Но все же для того, чтобы сложить миф об упавшей с неба священной книге, нужно иметь книги или, по крайней мере, знать, что это такое. Христианские священные книги были известны славянам по крайней мере с середины IX в. Это русские Псалтирь и Евангелие, виденные Кириллом-Константином в Херсонесе, согласно его житию. (Русская Толковая Палея XV в. даже называет создателем славянской письменности херсонесского русина, а Кирилла — его учеником). Вполне возможно поэтому, что славянские волхвы уже тогда начали создавать в противовес христианскому — свое Священное Писание.
И тут следует вспомнить гипотезу В. Н. Топорова о Бундахишне. Эта книга, созданная зороастрийскими жрецами-мобедами в III–V вв., излагает Дамдаднаск — утраченную космогоническую главу Авесты. Сохранились два варианта Бундахишна: краткий («иранский»), строго ортодоксальный, и «Большой» («индийский»[2]), изобилующий фольклорно-апокрифическими мотивами. Могли ли славяне-язычники знать эту книгу? Во второй половине IX в. русские купцы регулярно ездили из Киева через Хазарию в Рей (нынешний Тегеран) и оттуда в Багдад, добирались даже до Индии и Китая.
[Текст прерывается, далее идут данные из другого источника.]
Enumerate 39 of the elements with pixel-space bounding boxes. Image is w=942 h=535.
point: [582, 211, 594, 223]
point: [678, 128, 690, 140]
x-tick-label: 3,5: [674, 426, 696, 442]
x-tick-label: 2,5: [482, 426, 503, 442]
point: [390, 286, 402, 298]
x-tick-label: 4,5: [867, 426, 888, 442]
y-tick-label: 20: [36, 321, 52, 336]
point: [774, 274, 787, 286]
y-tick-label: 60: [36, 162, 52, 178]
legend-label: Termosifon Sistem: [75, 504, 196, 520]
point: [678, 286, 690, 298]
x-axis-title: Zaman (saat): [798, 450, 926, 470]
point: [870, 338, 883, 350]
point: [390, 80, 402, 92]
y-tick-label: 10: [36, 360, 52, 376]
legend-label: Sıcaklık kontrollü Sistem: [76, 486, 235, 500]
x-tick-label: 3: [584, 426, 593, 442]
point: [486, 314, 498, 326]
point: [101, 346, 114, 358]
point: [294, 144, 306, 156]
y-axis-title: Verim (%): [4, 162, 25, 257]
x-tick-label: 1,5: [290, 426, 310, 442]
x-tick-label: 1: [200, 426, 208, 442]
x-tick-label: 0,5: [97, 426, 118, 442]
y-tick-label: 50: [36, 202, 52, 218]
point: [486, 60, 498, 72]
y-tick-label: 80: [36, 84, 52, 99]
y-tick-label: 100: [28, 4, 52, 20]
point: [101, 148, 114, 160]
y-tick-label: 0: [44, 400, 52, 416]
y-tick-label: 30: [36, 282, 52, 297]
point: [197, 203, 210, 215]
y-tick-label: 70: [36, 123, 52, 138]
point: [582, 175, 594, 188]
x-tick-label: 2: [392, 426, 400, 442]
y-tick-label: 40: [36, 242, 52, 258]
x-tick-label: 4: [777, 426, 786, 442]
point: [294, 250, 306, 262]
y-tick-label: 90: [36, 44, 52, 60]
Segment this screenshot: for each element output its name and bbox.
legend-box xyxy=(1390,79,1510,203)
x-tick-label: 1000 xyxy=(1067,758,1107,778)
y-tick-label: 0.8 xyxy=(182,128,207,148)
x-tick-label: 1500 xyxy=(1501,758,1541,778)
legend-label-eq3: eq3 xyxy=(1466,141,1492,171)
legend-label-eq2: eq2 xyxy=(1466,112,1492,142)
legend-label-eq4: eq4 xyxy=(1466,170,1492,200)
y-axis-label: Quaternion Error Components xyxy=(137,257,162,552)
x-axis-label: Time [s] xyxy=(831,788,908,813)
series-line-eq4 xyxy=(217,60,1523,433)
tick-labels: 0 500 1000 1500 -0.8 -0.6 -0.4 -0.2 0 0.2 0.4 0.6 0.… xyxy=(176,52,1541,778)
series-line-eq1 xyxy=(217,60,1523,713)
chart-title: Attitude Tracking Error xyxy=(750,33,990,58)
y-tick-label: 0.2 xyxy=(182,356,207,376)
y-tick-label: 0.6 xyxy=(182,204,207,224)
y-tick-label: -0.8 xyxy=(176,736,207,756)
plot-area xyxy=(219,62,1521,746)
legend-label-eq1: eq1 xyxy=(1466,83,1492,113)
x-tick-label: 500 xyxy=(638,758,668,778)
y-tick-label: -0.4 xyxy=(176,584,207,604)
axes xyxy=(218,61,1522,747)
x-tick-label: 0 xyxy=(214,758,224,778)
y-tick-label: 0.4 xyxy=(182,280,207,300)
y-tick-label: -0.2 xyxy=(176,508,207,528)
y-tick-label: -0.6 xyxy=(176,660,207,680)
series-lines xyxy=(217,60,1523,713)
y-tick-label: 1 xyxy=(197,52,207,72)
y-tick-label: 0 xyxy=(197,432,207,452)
Об этом писал не кто иной, как арабский географ Ибн Хордадбех, заведовавший тогда почтовой станцией в Рее.
Среди Афанасиев Никитиных IX в. могли быть и волхвы. Другие арабские и персидские авторы тех времен говорят о неких русах, живших на побережье Дагестана и воевавших в VII в. с персами и арабами. Русская «Степенная книга» XVI в. упоминает о войнах Руси с персидским царем Хоздроем. Это Хосров I Ануширван (531–578) или Хосров II Парвиз (590–628). Серебряные сасанидские сосуды обнаружены в Перещепинском кладе на Полтавщине, зарытом в VII в. славянским князем или болгарским ханом.
Что же общего у «Голубиной [глубинной] книги» с Бундахишном? Прежде всего сама тема (сотворение и устройство мира), название, связанное с понятием «глубина», и вопросно-ответная форма (в Большом Бундахишне — Заратуштра спрашивает, Ормузд отвечает). Затем миф о создании мира из частей тела Бога (есть лишь в Большом Бундахишне). И, наконец, представление о главном звере, главной птице, горе, реке. Всего этого недостаточно, чтобы видеть в «Голубиной книге» простой перевод Бундахишна, но в таком подходе и нет нужды. Главное — сама идея «глубинной» книги (а не, скажем, священной песни), повествующей о происхождении и устройстве мира. Идея, общая только славянам и иранцам — в отличие от упомянутого мифа об изначальном первобоге-гиганте, имеющего общеиндоевропейские истоки. Но, чтобы заимствовать что-либо (не в порядке «обезьянничанья»), нужно обладать определенным культурным уровнем. Видимо, волхвы потому и заинтересовались иранской книгой, что нашли в ней нечто близкое славянским мифам и верованиям. Особенно сближало славян и иранцев повышенное внимание к этике, понимание мира как арены борьбы Света и Тьмы, Правды и Кривды, поиски места человека в этой борьбе, путей достижения им чистоты и святости. Сами славянские термины «бог», «вера», «святой», «благо», «зло» и многие другие — иранского происхождения. Это сближение началось даже не в VI в., а много раньше, в скифскую эпоху, когда до славян, звавшихся тогда скифами-пахарями, докатились волны религиозной революции, вызванной в иранском мире Заратуштрой[3].